Pfizer Comirnaty Paxlovid split
Boxes of Pfizer's Paxlovid (L) on July 7, 2022, in Pembroke Pines, Florida, and (R) vials of the Comirnaty vaccine in the Lyon Gerland vaccination center on November 27, 2021. The two products accounted for more than $56.7 billion in revenue for the company in 2022. Joe Raedle/JEFF PACHOUD/Getty Images/AFP

As justification for its quadrupling of the price of its vaccine, Pfizer has said it risked $2 billion in developing Comirnaty and "received no government funding for the program." But the company acknowledges on its website the work of Katalin Karikó and Drew Weissman at the University of Pennsylvania in mRNA vaccine research, which itself was developed with U.S. federal grants.

"Decades of publicly-funded research went into the mRNA technology behind the vaccine," Kamal-Yanni commented, when asked if it was fair for Pfizer to profit from science that was already, in part, funded by the U.S. taxpayer. "Public money went into vaccine development, and huge advance purchase orders de-risked R&D [research and development]. This is the people's vaccine, but governments have let companies like Pfizer monopolize the technology."
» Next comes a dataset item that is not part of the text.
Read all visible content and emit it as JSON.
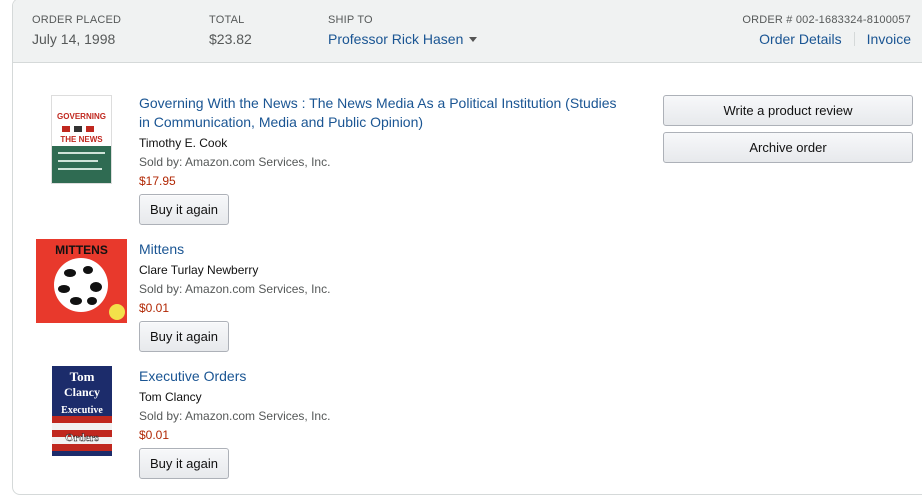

She urged those such as the U.S. government to "set conditions on public funding, so that any resulting technology is not monopolized by pharmaceutical companies."

The Pfizer spokesperson noted the $2 billion vaccine investment, and said: "We received no public funding, meaning if the vaccine did not work, Pfizer would have borne the cost. This decision was made so we could move as quickly as possible and with the scale required to play a meaningful role in vaccinating the world."

"As COVID-19 remains a global threat to health, we will continue to work closely with governments and partners all around the world to supply doses in alignment with demand through our agreements with governments and international partners," they added.

Newsweek has contacted the U.S. Department of Health and Human Services for comment.

Update 02/02/23 at 9:20 a.m. ET: This article was updated to include Pfizer's net income and information on dividends and buybacks.

Update 02/02/23 at 12:24 p.m. ET: This article was updated to include comments from Pfizer.